I wonder what is the best approach to perform this extraction of the product names.
For instance, here a list of strings that represent the same product:
- Tkg BOUILLOIRE TKG - JK 1008 RWD
- Tkg Jk 1008 Rwd
- Tkg Kalorik - JK 1008 RWD - Bouilloire Électrique sans Fil 360°
- TKG Bouilloire électrique sans fil 1,7 litre 2000 watts Pois TKG Rouge et blanc
- Tkg Kalorik - JK 1008 RWD - Bouilloire Électrique sans Fil 360°
- Tkg JK 1008 RWD BOUILLOIRES
I expect to extract the product name "Tkg JK 1008 RWD". Pls note that String 4 only contains partial information.
I've tried an approach when I counted repeated words in all strings ; but from there, difficult to go further.
Would you have any clue ?
Cheers Nicolas
You could analyse how much the strings overlap (and generate list of words/substring which appear in most of them) and then pick the most relevant words.

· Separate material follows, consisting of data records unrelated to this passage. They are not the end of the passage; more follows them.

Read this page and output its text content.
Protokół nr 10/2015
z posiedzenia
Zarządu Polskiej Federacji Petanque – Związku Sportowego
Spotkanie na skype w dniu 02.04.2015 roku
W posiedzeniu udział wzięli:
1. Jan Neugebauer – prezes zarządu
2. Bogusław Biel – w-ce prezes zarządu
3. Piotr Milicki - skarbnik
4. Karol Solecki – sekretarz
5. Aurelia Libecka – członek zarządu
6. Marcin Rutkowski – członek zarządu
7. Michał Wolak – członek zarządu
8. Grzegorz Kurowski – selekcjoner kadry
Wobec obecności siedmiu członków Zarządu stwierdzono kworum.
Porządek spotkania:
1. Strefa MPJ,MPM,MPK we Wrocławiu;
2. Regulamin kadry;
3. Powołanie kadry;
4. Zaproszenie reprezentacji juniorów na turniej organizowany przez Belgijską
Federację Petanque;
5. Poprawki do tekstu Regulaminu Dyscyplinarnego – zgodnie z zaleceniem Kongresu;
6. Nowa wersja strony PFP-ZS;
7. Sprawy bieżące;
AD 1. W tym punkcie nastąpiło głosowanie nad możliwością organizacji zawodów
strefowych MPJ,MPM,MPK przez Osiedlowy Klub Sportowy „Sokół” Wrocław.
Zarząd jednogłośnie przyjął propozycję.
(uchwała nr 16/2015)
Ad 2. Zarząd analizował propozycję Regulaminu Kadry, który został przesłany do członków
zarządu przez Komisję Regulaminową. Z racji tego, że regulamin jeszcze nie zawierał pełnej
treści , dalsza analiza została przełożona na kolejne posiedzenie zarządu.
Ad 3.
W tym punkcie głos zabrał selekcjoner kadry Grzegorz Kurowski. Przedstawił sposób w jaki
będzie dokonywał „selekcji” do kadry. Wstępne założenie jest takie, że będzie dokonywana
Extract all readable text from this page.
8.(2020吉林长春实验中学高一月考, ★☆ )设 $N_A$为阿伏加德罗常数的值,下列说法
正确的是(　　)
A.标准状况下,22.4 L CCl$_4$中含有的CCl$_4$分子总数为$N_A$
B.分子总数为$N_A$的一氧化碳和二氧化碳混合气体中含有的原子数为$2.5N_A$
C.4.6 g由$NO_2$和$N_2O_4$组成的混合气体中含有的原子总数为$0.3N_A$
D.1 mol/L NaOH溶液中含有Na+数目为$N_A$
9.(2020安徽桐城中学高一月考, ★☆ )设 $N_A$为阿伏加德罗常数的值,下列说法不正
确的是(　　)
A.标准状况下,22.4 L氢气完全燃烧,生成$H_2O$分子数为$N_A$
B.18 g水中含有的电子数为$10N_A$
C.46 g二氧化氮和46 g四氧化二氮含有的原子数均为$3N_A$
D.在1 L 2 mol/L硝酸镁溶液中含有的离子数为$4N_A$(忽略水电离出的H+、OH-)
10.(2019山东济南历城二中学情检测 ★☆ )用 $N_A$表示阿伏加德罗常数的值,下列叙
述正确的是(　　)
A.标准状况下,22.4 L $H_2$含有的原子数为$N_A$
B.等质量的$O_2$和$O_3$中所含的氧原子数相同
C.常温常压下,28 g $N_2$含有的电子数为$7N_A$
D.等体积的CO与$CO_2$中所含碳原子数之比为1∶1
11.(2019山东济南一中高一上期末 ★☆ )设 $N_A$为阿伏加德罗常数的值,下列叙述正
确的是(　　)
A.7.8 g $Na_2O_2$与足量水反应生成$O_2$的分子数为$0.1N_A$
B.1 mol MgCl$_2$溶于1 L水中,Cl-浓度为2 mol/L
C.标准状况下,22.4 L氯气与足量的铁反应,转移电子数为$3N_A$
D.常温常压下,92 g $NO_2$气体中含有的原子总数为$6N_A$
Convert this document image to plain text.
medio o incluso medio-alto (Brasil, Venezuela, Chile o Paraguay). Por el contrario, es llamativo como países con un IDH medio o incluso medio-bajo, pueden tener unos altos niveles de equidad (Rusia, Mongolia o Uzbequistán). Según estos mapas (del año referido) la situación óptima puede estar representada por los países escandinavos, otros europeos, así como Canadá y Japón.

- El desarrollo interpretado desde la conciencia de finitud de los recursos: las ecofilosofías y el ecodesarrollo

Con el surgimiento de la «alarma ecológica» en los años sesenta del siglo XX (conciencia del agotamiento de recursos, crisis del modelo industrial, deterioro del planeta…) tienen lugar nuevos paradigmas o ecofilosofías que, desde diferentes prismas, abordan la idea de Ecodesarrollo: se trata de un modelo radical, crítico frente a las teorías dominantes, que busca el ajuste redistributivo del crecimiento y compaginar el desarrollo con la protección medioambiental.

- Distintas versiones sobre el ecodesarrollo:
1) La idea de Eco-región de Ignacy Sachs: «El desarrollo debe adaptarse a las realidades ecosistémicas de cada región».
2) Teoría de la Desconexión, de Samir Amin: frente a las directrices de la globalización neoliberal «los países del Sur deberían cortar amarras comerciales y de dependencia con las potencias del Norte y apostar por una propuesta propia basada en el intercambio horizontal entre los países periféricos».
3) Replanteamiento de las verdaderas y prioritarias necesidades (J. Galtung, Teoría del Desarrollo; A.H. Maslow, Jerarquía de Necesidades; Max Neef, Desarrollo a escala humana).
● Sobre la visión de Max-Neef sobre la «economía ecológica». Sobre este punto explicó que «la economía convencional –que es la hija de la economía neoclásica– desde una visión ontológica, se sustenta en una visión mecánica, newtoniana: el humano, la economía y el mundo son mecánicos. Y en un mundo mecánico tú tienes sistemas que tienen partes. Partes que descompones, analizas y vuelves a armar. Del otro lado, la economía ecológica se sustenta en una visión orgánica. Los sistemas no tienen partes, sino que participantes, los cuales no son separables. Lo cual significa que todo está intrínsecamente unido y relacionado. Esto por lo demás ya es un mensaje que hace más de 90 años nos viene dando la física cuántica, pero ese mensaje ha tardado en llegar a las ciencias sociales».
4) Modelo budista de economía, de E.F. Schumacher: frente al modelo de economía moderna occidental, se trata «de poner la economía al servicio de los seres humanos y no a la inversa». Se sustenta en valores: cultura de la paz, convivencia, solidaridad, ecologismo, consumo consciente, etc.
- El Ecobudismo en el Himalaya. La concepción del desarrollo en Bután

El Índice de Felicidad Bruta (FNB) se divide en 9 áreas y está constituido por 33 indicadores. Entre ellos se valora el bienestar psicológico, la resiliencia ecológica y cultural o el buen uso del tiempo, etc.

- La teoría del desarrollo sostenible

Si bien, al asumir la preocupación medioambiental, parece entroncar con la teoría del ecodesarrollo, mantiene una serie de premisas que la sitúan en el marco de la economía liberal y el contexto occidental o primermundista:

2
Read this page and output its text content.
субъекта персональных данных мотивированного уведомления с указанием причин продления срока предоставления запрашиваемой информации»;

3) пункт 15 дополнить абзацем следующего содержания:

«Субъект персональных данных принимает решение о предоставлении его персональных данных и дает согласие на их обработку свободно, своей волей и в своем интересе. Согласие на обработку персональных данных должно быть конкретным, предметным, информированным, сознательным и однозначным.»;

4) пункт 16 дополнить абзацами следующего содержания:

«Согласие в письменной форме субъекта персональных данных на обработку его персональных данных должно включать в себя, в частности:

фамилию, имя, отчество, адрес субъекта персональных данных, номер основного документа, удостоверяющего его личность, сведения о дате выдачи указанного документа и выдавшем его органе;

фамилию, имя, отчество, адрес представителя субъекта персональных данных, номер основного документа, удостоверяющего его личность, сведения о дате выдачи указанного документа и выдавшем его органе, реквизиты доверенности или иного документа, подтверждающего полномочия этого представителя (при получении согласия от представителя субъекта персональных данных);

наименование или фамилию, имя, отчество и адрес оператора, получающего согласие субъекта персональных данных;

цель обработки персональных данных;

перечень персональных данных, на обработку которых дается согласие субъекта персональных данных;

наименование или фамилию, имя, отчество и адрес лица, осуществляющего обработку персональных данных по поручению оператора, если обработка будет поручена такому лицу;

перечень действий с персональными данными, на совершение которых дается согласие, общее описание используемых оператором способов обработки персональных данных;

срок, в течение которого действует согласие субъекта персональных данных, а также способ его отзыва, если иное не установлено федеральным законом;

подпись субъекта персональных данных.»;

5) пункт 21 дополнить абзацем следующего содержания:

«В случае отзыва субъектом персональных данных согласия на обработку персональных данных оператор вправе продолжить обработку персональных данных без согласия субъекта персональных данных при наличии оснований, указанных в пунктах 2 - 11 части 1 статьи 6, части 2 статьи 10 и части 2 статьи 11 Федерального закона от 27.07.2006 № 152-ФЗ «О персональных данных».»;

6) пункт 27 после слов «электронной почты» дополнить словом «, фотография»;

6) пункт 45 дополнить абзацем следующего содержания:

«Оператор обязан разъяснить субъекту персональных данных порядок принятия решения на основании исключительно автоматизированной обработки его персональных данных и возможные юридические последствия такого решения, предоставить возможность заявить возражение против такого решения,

For example, if the words appear in certain percentage of the strings, you can identify them as the most likely candidates for the product name. (So similar to what you have done but add thresholds - e.g. you can see that 5 words appear in 88% of the strings and the other ones in much lower percentage - then pick the top 5 as a product name. This is not something exact I am afraid and needs to be manually tweaked.) This should allow to gather majority of the information but will never be perfect.
Additionally, you can have a pre-defined list of brands and filter those words out. I would also account for partial matching of the words as they can be a product of manual data entry and there can always be typos. You can see how relevant this is, if you get strong enough "signal" by simply discarding them, then no need to worry.
Going even further, you can specify another filter to mark items for manual curation but this may be very time consuming.
I am afraid there is no simple answer. What you are doing is essentially text mining. I have just thrown a few ideas and starting points that can help you start.
The above would work assuming you are building some automatic crawler trying to put together date from multiple sources. If you would like to enable visitors to search your site and return the right product page for all of the queries, then I would suggest diving into some text-searching (principal data analysis anyone?). Or just use some ready-made solution.